Approach - Optimized Recursion

We can follow the similar optimized recursion method from LC106 based on the following observations:

  • In the preorder list, [root, left subtree, right subtree], the root node is the first node.
  • In the inorder list, [left subtree, root, right subtree], the root node is in the middle.

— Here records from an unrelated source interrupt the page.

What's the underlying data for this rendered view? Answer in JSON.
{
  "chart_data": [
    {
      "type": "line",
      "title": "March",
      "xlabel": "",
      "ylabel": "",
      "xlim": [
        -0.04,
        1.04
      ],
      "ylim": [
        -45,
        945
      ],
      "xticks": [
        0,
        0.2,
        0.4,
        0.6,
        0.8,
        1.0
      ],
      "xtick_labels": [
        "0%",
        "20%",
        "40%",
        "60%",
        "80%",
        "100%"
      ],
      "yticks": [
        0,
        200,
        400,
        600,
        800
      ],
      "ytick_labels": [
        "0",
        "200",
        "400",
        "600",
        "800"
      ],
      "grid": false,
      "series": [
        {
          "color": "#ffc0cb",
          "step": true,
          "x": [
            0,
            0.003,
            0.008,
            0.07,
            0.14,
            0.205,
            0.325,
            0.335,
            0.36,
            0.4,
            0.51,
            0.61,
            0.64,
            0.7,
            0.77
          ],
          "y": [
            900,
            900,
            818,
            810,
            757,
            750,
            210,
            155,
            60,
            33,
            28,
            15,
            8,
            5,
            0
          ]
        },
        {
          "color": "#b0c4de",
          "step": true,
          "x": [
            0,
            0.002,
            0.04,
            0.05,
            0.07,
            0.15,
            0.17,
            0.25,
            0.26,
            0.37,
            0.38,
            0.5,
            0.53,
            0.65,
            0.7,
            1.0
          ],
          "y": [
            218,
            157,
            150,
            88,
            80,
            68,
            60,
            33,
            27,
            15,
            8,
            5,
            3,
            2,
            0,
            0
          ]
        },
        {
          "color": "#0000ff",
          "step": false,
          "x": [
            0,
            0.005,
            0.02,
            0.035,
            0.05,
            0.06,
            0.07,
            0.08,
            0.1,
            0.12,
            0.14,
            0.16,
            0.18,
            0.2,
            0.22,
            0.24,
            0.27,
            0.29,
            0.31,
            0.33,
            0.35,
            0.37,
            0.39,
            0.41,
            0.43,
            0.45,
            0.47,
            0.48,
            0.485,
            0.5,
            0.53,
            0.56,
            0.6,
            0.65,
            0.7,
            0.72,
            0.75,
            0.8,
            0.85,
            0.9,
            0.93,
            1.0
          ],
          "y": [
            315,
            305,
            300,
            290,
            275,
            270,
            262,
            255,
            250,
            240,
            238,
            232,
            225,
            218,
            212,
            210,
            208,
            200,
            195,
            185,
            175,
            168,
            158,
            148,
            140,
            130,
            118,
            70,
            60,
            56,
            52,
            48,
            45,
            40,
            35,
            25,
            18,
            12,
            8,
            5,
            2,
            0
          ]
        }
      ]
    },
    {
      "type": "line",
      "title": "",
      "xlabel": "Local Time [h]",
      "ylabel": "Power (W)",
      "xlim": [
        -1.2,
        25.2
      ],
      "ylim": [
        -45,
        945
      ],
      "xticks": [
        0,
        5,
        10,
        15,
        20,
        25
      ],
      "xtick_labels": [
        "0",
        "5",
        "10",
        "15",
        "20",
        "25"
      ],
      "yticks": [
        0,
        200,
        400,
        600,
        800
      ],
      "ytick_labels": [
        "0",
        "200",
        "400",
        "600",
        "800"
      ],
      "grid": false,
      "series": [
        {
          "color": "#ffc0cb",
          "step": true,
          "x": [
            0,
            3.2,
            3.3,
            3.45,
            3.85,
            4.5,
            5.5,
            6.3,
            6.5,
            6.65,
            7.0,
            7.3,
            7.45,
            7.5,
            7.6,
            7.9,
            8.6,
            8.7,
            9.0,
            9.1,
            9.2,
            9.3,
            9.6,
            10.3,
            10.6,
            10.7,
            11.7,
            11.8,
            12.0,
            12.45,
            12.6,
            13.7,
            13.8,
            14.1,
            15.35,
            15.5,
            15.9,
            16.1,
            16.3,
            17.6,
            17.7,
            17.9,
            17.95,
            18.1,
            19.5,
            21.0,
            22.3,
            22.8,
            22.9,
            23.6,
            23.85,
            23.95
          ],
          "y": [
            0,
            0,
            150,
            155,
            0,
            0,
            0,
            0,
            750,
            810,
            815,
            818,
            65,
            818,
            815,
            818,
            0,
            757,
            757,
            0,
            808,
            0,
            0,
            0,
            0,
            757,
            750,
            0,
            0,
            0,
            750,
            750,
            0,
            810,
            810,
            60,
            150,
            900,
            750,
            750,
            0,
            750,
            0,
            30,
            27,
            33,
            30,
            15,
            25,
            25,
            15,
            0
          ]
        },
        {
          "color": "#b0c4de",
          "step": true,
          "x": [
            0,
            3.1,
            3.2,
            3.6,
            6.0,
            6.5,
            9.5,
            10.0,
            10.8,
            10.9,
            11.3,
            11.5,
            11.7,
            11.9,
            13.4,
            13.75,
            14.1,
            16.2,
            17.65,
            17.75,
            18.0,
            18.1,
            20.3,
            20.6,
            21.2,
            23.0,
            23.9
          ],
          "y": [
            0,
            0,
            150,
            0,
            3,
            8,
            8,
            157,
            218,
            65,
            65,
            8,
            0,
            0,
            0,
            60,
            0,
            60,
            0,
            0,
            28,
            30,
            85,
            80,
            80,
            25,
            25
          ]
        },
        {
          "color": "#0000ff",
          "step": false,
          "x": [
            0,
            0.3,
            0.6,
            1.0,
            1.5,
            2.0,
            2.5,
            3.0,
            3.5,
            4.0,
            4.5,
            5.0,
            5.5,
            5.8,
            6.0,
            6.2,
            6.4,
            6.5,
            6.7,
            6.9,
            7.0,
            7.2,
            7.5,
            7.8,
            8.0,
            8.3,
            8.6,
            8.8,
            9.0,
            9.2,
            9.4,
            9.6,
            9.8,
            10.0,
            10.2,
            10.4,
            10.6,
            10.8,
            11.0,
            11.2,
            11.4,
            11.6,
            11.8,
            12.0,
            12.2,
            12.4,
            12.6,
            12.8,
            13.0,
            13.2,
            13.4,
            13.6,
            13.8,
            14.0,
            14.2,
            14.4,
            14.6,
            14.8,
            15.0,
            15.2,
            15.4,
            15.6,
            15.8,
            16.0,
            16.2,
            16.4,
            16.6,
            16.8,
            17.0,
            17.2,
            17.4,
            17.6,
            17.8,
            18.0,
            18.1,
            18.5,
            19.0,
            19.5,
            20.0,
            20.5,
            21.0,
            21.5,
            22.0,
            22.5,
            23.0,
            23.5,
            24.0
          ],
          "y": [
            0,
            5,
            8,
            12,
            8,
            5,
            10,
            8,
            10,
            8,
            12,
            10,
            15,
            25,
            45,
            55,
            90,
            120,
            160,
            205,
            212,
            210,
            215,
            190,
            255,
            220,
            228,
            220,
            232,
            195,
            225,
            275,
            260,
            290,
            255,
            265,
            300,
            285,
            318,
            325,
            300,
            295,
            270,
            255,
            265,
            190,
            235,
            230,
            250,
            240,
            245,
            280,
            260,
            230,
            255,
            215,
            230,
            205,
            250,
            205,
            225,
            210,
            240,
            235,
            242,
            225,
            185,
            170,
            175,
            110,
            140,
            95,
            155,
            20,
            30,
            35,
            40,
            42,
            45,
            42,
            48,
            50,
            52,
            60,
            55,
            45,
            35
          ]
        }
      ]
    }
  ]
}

We can find the root easily from the preorder list. The root node splits the inorder list into left and right subtrees. We can recursively break down the lists into left subtree, right subtree, and root. Then link them from bottom up.

class Solution:
    def __init__(self):
        self.inorder_index_map = {}

    def buildTree(self, preorder: List[int], inorder: List[int]) -> Optional[TreeNode]:
        self.inorder_index_map = {val: idx for idx, val in enumerate(inorder)}
        return self.build(preorder, inorder, 0, len(preorder) - 1, 0, len(inorder) - 1)

    def build(
        self,
        preorder: List[int],
        inorder: List[int],
        pre_left: int,
        pre_right: int,
        in_left: int,
        in_right: int,
    ) -> Optional[TreeNode]:
        # Base case
        if pre_left > pre_right or in_left > in_right:
            return None

        # The first value of preorder list is the root
        root_val = preorder[pre_left]
        root = TreeNode(root_val)

        # Find index of root in the inorder list
        idx_inorder_root = self.inorder_index_map[root_val]
        left_size = idx_inorder_root - in_left

        # Recursively break down the lists in two left and right subtrees
        root.left = self.build(
            preorder,
            inorder,
            pre_left + 1,
            pre_left + left_size,
            in_left,
            idx_inorder_root - 1,
        )  # `pre_left + 1` to exclude the root
        root.right = self.build(
            preorder,
            inorder,
            pre_left + left_size + 1,
            pre_right,
            idx_inorder_root + 1,
            in_right,
        )

        return root

Complexity Analysis of Approach 1

  • Time complexity: \(O(n)\)
    • Building dictionary inorder_index_map takes \(O(n)\) time.
    • Recursive calls takes \(O(n)\) since each node processed onces and take \(O(1)\) for each recursion.
    • So the total time complexity is \(O(n)\).
  • Space complexity: \(O(n)\)
    • Recursive call stack takes \(O(n)\) in the worst case.
    • The dictionary inorder_index_map takes \(O(n)\).
    • So the total space complexity is \(O(n)\).

Test

  • Single-node tree ([1]) → Should return TreeNode(1).
  • right-skewed tree (inorder == preorder) → Handles correctly.
  • Left-skewed tree → Works efficiently.